With a normal fetch. We actually *wanted* things like force updates
and ref deletions to propagate, because we have not just Gitolite's
checks but our own checks on the servers, and wanted that to be
considered the authenticated source. Besides just daily use and
preventing cruft, we wanted to ensure that such actions propagated so
that if a branch was removed because it contained personal
information, accidental commits, or a security issue (for instance)
that the branch was removed on the anongits too, within a timely
fashion.

> I think the --mirror thing is a red herring. It should not be changing
> the transport used, and that is the part of git that is expected to
> catch such corruption.
>
> But I haven't seen exactly what the corruption is, nor exactly what
> commands they used to clone. I've invited the blog author to give more
> details in this thread.

The syncing was performed via a clone with git clone --mirror (and a
git:// URL) and updates with git remote update.
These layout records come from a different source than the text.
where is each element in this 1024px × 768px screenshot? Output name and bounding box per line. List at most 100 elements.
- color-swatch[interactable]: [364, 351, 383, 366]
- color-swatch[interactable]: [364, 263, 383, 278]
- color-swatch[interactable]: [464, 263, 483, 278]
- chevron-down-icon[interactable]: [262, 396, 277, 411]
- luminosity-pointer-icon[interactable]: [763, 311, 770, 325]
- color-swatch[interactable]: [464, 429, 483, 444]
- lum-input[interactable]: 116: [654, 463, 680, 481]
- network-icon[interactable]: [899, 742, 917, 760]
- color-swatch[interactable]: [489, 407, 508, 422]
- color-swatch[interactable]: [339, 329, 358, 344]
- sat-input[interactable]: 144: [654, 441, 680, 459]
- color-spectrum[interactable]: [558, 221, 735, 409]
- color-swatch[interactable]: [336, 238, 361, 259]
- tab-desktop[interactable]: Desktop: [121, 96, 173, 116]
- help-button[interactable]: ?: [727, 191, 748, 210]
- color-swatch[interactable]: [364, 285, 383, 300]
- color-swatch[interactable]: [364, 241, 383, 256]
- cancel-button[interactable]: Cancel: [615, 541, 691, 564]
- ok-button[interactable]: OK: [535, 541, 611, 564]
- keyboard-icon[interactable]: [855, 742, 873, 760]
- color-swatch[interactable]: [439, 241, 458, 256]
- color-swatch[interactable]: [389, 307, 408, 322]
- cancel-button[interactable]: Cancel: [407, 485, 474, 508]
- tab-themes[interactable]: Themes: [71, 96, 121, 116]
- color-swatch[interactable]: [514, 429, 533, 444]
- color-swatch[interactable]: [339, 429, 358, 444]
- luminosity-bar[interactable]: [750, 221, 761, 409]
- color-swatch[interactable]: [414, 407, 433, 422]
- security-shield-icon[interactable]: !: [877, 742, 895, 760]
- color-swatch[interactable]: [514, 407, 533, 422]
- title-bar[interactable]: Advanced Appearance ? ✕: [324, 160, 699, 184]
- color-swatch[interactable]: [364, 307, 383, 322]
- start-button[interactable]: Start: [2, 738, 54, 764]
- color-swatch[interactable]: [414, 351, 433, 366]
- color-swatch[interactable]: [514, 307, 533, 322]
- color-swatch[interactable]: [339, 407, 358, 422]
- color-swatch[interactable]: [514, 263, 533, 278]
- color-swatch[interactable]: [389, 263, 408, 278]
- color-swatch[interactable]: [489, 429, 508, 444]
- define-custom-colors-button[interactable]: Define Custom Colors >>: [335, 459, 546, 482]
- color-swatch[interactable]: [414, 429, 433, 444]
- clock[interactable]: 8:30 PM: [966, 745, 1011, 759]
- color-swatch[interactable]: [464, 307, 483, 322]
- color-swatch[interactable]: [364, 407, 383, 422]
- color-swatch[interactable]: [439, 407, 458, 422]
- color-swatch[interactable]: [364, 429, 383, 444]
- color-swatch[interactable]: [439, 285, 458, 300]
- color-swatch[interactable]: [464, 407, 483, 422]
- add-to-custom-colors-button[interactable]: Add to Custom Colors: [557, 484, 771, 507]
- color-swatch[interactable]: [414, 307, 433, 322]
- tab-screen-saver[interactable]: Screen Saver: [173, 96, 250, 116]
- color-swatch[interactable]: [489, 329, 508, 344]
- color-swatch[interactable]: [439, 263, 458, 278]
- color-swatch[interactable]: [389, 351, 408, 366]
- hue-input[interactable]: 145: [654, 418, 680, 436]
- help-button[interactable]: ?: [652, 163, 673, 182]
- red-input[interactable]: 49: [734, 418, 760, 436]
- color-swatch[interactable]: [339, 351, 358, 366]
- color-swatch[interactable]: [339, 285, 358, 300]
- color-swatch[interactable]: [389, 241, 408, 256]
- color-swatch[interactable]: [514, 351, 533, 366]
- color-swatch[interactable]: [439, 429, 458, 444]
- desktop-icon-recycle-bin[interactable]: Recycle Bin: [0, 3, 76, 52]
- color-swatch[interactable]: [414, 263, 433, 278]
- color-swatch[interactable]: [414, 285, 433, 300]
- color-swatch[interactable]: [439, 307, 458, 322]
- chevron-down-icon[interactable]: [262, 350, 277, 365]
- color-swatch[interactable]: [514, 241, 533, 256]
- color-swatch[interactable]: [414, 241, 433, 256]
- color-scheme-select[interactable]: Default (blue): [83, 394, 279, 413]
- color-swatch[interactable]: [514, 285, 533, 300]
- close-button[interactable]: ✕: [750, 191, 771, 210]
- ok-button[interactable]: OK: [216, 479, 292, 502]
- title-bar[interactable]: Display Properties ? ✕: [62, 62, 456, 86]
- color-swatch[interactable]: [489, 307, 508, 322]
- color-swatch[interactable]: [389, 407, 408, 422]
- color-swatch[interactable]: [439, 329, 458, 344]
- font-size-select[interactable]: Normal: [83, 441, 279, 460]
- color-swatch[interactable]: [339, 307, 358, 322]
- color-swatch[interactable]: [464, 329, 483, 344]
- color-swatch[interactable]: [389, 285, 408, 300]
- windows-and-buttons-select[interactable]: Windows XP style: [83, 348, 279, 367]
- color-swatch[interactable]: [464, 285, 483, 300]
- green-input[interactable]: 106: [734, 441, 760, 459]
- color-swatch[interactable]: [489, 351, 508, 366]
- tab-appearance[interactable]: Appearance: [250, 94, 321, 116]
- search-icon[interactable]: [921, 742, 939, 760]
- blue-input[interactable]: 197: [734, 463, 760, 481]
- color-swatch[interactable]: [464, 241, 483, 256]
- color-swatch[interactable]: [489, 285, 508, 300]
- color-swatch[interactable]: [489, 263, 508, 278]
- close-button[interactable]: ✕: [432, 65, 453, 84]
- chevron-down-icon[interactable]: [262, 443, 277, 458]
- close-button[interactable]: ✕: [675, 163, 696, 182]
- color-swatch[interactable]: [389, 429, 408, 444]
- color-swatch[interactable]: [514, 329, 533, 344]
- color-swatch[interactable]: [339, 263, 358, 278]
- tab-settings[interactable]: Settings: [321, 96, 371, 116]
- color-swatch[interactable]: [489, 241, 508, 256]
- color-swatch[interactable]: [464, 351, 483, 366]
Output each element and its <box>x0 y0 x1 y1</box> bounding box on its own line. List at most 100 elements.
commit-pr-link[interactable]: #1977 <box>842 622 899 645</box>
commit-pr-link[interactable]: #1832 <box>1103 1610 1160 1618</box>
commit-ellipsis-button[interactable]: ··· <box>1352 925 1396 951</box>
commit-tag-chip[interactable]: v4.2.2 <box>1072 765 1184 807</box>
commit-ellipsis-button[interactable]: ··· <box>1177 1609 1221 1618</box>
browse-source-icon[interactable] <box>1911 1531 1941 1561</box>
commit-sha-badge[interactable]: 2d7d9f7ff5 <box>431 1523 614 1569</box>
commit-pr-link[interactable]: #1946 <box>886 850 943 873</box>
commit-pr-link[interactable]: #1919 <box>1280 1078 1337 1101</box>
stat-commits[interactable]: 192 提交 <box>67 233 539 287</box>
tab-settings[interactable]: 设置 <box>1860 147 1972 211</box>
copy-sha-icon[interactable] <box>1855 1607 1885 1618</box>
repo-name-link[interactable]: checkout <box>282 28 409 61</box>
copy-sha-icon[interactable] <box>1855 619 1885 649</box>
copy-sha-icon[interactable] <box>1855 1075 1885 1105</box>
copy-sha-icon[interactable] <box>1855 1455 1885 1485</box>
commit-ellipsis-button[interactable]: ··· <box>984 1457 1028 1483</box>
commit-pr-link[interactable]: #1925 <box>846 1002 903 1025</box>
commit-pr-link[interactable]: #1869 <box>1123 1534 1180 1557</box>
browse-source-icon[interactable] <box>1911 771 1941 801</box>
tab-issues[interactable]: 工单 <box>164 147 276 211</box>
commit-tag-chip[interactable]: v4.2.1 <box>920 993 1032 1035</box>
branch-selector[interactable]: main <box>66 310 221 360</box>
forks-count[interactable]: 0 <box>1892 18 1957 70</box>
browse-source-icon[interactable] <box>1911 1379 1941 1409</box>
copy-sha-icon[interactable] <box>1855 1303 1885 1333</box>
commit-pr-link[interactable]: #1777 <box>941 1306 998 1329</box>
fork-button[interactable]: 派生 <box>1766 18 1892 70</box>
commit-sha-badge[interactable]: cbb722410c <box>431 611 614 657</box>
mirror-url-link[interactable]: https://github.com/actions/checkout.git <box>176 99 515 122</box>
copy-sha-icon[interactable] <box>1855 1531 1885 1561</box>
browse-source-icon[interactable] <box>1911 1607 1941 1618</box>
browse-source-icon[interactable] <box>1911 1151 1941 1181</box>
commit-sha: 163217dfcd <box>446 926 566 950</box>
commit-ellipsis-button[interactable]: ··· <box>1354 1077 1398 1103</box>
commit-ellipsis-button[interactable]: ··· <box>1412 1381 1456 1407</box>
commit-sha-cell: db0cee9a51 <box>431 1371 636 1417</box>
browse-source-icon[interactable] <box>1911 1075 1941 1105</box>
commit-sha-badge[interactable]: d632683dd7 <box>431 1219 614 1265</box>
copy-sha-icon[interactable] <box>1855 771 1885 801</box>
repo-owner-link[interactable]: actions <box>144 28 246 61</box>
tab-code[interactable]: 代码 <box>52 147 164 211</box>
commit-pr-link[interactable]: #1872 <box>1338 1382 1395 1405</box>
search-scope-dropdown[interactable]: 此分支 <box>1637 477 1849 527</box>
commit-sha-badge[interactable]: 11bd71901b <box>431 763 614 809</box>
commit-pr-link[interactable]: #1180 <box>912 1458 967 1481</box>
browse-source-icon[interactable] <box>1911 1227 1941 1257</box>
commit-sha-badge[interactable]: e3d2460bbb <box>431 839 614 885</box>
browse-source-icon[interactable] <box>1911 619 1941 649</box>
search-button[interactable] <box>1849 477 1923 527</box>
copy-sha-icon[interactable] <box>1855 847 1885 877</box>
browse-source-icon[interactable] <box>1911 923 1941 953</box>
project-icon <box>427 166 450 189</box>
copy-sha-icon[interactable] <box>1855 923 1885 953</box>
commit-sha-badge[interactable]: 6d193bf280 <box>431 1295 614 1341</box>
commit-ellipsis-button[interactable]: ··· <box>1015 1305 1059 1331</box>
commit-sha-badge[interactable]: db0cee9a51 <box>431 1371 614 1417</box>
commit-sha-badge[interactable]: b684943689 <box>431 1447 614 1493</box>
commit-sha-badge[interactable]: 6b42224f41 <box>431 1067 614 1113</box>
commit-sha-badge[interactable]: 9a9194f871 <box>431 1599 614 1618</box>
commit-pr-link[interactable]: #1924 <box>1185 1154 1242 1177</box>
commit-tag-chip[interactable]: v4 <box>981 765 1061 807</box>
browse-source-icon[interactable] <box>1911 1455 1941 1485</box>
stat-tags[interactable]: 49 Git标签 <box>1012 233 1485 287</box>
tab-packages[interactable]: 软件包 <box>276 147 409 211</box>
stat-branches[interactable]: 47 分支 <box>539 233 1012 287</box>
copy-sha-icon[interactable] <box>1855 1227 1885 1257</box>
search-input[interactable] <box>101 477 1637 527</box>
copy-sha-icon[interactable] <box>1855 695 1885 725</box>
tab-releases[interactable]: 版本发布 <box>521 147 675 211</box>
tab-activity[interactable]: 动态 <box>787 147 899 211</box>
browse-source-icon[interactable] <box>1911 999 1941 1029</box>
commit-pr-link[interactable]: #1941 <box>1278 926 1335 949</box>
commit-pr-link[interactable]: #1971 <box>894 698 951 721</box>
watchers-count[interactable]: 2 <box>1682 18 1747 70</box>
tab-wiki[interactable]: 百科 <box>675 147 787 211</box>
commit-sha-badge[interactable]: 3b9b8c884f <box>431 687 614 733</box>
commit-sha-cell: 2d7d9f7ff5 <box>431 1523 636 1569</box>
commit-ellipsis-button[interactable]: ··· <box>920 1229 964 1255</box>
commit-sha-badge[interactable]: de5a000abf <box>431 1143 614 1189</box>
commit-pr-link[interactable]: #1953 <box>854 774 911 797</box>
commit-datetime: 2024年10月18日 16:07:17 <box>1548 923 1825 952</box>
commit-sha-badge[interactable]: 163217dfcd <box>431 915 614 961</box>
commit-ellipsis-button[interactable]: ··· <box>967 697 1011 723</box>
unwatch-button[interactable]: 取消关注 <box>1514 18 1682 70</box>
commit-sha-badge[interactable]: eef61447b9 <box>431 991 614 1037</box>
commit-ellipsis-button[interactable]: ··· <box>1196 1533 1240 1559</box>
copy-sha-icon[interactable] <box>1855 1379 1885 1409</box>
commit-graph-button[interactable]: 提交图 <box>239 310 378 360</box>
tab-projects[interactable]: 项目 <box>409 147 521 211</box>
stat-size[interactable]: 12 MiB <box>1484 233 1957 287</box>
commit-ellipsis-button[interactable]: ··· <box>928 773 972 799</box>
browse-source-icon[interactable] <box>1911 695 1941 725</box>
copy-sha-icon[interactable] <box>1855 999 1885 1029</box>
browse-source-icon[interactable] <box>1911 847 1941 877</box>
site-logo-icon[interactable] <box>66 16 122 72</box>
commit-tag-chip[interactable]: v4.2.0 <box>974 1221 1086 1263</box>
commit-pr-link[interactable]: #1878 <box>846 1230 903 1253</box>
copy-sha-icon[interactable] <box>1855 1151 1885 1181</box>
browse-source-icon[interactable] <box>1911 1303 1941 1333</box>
So I should mention that my experiments after the fact were using
local paths, but with --no-hardlinks. If you're saying that the
transport is where corruption is supposed to be caught, then it's
possible that we shouldn't see corruption propagate on an initial
mirror clone across git://, and that something else was responsible
for the trouble we saw with the repositories that got cloned
after-the-fact. But then I'd argue that this is non-obvious. In
particular, when using --no-hardlinks, I wouldn't expect that behavior
to be different with a straight path and with file://.

Something else: apparently one of my statements prompted joeyh to
think about potential issues with backing up live git repos
(http://joeyh.name/blog/entry/difficulties_in_backing_up_live_git_repositories/).
Looking at that post made me realize that, when we were doing our
initial thinking about the system three years ago, we made an
assumption that, in fact, taking a .tar.gz of a repo as it's in the
process of being written to or garbage collected or repacked could be
problematic. This isn't a totally baseless assumption, as I once had a
git repository that I was in the process of updating when I had a
sudden power outage that suffered corruption. (It could totally have
been the filesystem, of course, although it was a journaled file
system.)

So, we decided to use Git's built-in capabilities of consistency
checking to our advantage (with, as it turns out, a flaw in our
implementation). But the question remains: are we wrong about thinking
that rsyncing or tar.gz live repositories in the middle of being
pushed to/gc'd/repacked could result in a bogus backup?